For the second time in a decade, California utility PG&E is declaring bankruptcy and solar producers around the country are worried. Facing more than $30 billion in potential liability costs related to years of wildfires, the company is desperately looking for ways to cut costs. As part of its bankruptcy proceedings, the utility company is hoping to get out of some expensive solar contracts signed in order to comply with California’s strict renewable energy portfolio standards. While renegotiating these contracts would help PG&E, doing so would hurt solar companies relying on these purchase agreements.
According to paperwork filed by the Federal Energy Regulatory Commission (FERC), PG&E has $34.5 billion in renewable energy contracts through 2043. Many of these power purchase agreements were in signed in the 2010s, as the utility worked to meet new state renewable portfolio standards and establish prices much higher than current projects. In fact, many of the power purchase agreements are selling power at prices three to five times higher than current renewable energy projects.
To put it in perspective, PG&E’s average solar power purchase price is about $140 per megawatt-hour. The power purchase agreements it signs for solar currently are closer to $32.50 per megawatt-hour. Renegotiating these contracts would save the utility company billions of dollars annually, but it remains unclear how much leeway they will have to do so. The Federal Energy Regulatory Committee (FERC) issued a statement just prior to the bankruptcy announcement declaring “concurrent jurisdiction” with federal bankruptcy courts in the matter of contracts. Solar producers are pushing for this interpretation, which would better secure their assets.
However, the utility company has pushed back, arguing that Bankruptcy Court should have the final say. In previous bankruptcy cases, FERC has had mixed results trying to enforce power purchase agreements. In 2003, the commission was successful in enforcing a power purchase agreement in Connecticut after the state legislature moved quickly to get the commission involved. However, a year later, in the case of Mirant v. Potomac Electric Power, the 5th Circuit U.S. Court of Appeals ruled that FERC lacked the authority to supersede bankruptcy proceedings.

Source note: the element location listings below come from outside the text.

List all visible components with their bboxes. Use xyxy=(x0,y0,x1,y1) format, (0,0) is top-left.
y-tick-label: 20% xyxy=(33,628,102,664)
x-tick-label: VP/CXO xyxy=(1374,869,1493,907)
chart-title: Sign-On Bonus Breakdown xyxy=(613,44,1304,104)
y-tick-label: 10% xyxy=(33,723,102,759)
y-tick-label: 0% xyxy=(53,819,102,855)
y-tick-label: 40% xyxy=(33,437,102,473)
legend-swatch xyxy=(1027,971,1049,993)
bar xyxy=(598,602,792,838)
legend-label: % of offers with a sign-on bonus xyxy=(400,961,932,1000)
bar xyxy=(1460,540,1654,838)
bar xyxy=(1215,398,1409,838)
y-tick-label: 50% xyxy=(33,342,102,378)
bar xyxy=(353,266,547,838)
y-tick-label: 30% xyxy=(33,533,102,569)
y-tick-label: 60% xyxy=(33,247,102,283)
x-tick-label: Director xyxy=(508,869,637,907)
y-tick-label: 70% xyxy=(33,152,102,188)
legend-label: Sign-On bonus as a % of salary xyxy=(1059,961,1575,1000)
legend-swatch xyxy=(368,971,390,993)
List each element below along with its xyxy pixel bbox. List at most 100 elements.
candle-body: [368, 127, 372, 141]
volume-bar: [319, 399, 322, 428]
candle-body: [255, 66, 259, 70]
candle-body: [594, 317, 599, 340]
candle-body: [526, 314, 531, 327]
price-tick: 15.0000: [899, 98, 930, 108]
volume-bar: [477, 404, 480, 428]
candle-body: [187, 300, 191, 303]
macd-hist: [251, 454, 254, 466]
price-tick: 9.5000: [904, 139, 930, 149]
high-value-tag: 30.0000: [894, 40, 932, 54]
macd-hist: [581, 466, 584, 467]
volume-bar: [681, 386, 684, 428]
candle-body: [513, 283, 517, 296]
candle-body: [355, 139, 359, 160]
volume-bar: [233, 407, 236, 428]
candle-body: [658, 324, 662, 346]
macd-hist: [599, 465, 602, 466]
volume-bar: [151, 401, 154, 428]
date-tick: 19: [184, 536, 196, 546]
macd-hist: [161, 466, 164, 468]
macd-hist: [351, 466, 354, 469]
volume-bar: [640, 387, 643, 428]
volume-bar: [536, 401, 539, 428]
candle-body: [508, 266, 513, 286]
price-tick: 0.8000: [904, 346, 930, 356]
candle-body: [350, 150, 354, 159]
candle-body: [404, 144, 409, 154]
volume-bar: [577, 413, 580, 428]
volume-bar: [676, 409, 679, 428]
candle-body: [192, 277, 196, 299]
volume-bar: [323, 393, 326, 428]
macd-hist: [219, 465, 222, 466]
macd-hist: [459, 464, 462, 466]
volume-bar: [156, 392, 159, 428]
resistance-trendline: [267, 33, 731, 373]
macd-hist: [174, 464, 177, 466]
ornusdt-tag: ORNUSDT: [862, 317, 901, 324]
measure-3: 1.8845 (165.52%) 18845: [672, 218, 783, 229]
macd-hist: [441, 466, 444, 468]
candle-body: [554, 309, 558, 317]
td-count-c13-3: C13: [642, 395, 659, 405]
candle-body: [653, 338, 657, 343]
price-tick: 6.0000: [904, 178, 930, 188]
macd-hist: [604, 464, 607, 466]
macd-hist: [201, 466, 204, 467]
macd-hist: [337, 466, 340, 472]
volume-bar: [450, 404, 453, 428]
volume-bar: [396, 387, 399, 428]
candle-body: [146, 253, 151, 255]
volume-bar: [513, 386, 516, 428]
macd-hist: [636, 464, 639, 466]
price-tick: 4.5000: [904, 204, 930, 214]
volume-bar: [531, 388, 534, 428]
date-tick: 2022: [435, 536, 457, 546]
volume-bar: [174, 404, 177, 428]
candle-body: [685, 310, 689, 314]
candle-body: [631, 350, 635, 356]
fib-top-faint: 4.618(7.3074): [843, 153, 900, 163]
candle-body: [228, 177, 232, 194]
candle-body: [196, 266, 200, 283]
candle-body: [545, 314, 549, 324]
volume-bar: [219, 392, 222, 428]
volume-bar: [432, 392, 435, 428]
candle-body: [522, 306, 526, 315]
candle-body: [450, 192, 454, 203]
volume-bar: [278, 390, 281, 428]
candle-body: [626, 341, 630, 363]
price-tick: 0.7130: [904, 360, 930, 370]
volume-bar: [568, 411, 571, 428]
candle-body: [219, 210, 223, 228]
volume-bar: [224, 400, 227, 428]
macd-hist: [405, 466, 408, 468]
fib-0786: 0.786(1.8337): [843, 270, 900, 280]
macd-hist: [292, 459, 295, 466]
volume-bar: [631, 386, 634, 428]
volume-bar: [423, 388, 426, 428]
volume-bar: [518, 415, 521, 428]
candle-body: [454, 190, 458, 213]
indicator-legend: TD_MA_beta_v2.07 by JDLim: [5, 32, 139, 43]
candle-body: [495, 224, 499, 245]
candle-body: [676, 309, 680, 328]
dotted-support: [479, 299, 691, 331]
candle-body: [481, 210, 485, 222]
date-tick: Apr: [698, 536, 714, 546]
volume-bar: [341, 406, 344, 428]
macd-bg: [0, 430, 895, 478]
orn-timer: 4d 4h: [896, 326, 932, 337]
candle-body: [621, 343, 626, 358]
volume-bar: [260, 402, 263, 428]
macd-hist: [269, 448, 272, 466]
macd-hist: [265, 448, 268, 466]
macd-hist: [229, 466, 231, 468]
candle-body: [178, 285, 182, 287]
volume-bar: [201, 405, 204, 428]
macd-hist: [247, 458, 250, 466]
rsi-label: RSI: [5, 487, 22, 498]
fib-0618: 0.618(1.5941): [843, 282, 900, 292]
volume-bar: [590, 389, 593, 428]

These legal details will have a broad impact. Already the effects of PG&E’s bankruptcy are being felt across the solar industry and the country at large. Although the risk is highest for solar farms whose sole purchaser is PG&E, larger utility companies are not immune. The credit ratings on both Berkshire Hathaway Energy’s Topaz solar farm and NextEra Energy Genesis Solar project were cut in December.
Nor are they the only companies at risk. Con Ed, one of the largest investor-owned energy companies in the U.S., sells about 29 percent of its renewable energy portfolio to PG&E. Analysts say that as much as 10 percent of the company’s earnings could be at risk if PG&E successfully reworks existing contracts.
Investors would take the hit for Con Ed, but taxpayers could be on the hook for other projects. NextEra Energy has a total of 4 projects and $90 million contracts with the California utility. These projects were partially funded through federal government loans. If power prices are lowed and the utility is unable to turn a profit, taxpayers will eat the loss.
In the short term, the PG&E bankruptcy is causing pain for the solar industry. Even so, state laws requiring a particular mix of renewable generation remain in effect, meaning that solar power is not going away in California. Future solar projects will almost certainly be more expensive, though, as costs of PG&E’s bankruptcy are spread among generators, investors, and utility companies.
It may seem crazy that a utility company selling power in Florida, like NextEra, would feel the pain of wildfires in California. This is the reality of America’s increasingly centralized utility industry, where a handful of companies control more and more of generation supplies. What the PG&E bankruptcy shows is how this can pass costs along a much broader base. It is also a warning for what disasters in other parts of the country could look like.